There is a veritable slew of literary influence to be found woven throughout this book -- Machen and Lovecraft are the big ones  I've mentioned, but you'll also find in Jacobs a bit of Captain Ahab going after his white whale.  Mary  Shelley is definitely represented here (in more ways than one), as is M.R. James, Ray Bradbury, and I'm sure there are a few others that I've missed.   There are also, as in many books by this author, bits and pieces of King's own life (and other work) to be found here. As usual, he starts out in small-town America, where the people in the community are your neighbors in the true sense of the word, making everything seem so normal and easygoing that you just can't wait to see what's going to provide the catalyst that changes everything. He also continues his theme of innocence lost, here with a major twist.  When King is writing on religion and the whole spectacle of  the religious-healing-tent-revival he is amazing, making the reader feel like he/she is right there in the crowd,  and he sort of captures my own ideas on the topic. And there's one  more thing:  in one sense, you could try to understand this novel as a reflection on curiosity regarding what might lie on the other side -- and the perils of trying to comprehend forces beyond our understanding.  But on the flip side --  it's so slow -- by page 299 I was thinking that ""maybe, just maybe, we're starting to get somewhere in this book. One can always hope."  And frankly, I just didn't feel like the payoff was worth wading through Jamie Morton's entire life story.  I see so many ways that this book could have been better, but oh well. 
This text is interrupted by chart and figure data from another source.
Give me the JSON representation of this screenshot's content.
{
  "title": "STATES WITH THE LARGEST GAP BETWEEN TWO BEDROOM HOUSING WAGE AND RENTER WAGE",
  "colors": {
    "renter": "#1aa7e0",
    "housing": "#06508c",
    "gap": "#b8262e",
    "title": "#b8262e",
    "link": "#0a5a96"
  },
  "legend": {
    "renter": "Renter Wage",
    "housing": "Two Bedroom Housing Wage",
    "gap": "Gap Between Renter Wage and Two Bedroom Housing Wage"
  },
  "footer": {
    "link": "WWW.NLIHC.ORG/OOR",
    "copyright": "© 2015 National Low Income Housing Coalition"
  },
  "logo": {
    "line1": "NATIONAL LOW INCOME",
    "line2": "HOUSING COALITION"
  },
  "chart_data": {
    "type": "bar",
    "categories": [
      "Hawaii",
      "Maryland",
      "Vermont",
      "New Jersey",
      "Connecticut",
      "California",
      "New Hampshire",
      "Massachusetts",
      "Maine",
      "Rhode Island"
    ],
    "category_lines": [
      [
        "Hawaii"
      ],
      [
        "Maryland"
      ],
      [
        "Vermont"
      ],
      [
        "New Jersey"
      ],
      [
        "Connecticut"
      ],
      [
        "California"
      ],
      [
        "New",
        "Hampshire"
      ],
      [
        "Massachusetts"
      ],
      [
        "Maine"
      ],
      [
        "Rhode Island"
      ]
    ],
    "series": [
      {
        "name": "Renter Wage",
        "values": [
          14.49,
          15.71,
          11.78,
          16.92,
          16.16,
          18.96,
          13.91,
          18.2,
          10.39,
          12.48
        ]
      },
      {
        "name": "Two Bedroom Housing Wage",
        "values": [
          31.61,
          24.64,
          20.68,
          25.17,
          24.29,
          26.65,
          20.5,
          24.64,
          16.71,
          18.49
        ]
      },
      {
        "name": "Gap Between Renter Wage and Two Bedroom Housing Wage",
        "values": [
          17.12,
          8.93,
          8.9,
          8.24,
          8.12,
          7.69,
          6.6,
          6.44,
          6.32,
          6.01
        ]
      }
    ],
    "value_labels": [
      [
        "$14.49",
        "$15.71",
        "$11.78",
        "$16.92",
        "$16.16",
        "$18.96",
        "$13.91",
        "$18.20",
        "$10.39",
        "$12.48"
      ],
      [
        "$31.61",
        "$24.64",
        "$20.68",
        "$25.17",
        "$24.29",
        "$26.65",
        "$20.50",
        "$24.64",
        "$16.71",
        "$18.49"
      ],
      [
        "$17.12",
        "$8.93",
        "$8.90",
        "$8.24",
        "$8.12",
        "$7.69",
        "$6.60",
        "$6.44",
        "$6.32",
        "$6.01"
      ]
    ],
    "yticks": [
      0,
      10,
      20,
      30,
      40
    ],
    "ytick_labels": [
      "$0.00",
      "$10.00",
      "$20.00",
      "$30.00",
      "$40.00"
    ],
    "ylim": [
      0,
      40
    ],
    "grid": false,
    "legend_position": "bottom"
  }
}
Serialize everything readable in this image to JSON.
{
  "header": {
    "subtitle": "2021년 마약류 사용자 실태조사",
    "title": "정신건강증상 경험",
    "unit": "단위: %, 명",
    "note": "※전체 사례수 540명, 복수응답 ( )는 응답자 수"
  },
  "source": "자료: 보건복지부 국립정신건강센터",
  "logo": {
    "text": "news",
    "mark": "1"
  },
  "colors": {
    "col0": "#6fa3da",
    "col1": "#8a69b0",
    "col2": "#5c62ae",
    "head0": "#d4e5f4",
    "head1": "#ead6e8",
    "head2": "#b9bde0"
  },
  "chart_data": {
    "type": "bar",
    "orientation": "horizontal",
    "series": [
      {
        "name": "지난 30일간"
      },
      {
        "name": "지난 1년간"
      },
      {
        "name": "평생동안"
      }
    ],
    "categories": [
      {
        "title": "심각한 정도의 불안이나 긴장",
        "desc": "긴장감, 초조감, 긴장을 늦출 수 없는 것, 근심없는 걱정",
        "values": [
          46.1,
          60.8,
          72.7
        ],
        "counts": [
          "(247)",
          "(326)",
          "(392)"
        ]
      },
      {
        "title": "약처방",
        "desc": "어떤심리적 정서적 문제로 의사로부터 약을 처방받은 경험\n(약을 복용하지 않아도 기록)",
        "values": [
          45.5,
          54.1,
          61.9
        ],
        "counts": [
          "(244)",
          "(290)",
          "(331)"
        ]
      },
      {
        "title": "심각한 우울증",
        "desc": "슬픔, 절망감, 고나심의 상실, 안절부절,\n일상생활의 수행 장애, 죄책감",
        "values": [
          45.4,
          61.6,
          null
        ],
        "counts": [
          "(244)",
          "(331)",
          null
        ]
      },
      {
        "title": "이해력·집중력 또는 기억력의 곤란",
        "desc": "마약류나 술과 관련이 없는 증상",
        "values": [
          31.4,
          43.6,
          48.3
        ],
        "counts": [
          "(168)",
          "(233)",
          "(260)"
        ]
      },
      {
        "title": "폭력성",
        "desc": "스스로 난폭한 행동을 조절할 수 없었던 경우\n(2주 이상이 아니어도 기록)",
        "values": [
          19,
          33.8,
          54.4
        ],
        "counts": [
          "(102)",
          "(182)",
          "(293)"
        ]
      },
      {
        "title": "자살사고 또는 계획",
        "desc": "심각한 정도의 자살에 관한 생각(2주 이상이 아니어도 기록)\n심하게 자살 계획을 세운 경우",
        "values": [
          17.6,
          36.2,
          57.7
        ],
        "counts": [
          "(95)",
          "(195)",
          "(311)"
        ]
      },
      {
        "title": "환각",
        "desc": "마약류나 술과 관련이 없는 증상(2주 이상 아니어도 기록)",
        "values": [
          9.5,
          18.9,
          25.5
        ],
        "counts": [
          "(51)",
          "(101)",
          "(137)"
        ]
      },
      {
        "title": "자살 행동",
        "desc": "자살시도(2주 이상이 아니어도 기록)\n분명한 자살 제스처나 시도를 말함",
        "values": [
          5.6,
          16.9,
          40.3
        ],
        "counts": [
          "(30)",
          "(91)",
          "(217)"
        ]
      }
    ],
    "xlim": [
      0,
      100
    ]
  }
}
Perusing the normal book-related websites, it seems that people just can't get enough of this book, and the ratings are definitely high.  I wouldn't be surprised to see Revival jetting  into the top ranks of the NYT bestseller list soon, but for me, I'm doing that hand thing that means iffy.


 *from Machen in S.T. Joshi (ed) The Three Impostors and Other Stories: Vol. I of the Best Weird Tales of Arthur Machen (Chaosium, 2000).